Are we creative, we engineers and programmers? I think fewer of us are than we think, but more of us need to be than are (although it’s not essential that we all are).

It’s probably useful to define creativity, because it could be argued that engineers — people who “engineer” things — are creative by definition. I don’t think so. Creativity is the ability to make something, change something, or do something that creates positive surprise in one’s peers. It goes above and beyond just “the new”. It must elicit, from those who appreciate and understand your field, an appreciative “Huh!?”

Now it’s arguable I’m describing mere Regular Creativity, the kind that pretty much all of us could achieve if we wanted to.

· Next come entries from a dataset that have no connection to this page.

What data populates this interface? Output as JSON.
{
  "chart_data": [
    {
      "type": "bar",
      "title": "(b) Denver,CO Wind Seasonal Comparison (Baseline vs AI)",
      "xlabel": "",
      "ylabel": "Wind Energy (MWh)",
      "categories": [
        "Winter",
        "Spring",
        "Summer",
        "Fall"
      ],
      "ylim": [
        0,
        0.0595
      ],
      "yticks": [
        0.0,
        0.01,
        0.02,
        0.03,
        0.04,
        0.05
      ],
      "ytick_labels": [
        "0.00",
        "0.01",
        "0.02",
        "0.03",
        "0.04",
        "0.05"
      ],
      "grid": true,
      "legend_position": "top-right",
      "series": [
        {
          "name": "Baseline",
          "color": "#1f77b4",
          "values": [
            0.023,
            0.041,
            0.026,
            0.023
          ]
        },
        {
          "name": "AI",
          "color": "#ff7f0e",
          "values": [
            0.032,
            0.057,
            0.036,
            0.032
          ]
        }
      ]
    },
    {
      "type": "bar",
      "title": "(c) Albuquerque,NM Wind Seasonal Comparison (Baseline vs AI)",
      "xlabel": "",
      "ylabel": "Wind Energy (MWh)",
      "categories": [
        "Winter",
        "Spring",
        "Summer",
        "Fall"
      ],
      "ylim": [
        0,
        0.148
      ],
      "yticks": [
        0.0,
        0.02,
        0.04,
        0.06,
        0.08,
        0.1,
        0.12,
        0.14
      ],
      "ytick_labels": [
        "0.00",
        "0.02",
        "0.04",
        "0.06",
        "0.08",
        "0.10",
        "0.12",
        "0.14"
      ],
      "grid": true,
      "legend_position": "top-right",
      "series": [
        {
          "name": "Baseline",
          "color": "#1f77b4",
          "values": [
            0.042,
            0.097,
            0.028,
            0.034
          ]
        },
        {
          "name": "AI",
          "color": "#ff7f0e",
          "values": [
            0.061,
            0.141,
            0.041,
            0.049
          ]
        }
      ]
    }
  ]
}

I accept that there may be a High Creativity, such as that of van Gogh, which is, by it’s nature, so surprising that even the peers of a High Creative (pun not entirely unintended) will not recognize the merits of the new work until long after its birth. But if you genuinely feel you may be a legend as yet unrecognized in your own lifetime, I haven’t much in the way of advice for you. I’ll just wish you well, and offer only the observation that the reason many of those who live their lives unrecognized as legends is simply that they aren’t.

To the rest of us, we need to understand that there’s a difference between copying and creating, and to accept that for many if not most of us what we do is the former. It’s tempting to think that because every day we sit down in front of our editors and produce code that no one else has written, that we are creating. But really, where did that code come from? Sure, we don’t copy it word for word, line by line, or even function by function. But it didn’t really come from us. Legally, we — or more likely the corporation that employs us — can stake a claim to ownership, but that’s not the kind of novelty we need if we want to call ourselves creative. The law doesn’t get to decide if we are are or aren’t. Other creatives do. And they do it by kudos — by a fist bumping, high fiving, noddingly approving “Kewl!”  If that’s missing, then so are we with respect to our creative mark.

Of course, creativity doesn’t have to be entirely new. Most creation is the combining, or building onto of prior art. That’s one of the major downsides of the tough “intellectual property” system we see arising all around us, where such combining and building upon is heavily restricted. But where it’s possible, there’s no shame in taking (while acknowledging) the work of several others, and then combining in a new way that produces new value. As I say, it may not be the higher form of creativity; it’s partly in an attempt to cultivate that higher form that schools such as SCAD spend the first year or so tearing down new students’ preconceived ideas about what constitutes art. Only once they have unlearned to colour within one set of lines are the developing creatives able to see that there needn’t be any lines, or to ask “What is a line anyway?” But even modestly, quietly, and incrementally; we can still create. It doesn’t have to rock the entire world. Besides, modest, quiet, and incremental changes may in themselves be part of the path to the creative heights.

But why is this important? Because if we, we engineers and programmers, want to create — to produce the “Huh!?” — there are things we can and should do to make it happen. For a start, we can learn from those who more commonly receive the name “creatives”: artists, writers, composers; also, designers beyond our regular “chip design” sense — those who close their eyes, open them, and then create artefacts that can, if we are careful, enhance lives. Read about them, learn from them and see that, ultimately, we and they are the same people. At our heart, we build because we love to build, the best of us code because they are poets. Whether it’s sunflowers in an old pot, or charges crossing a precisely constructed semiconductor junction, we first envisage, then mould a world.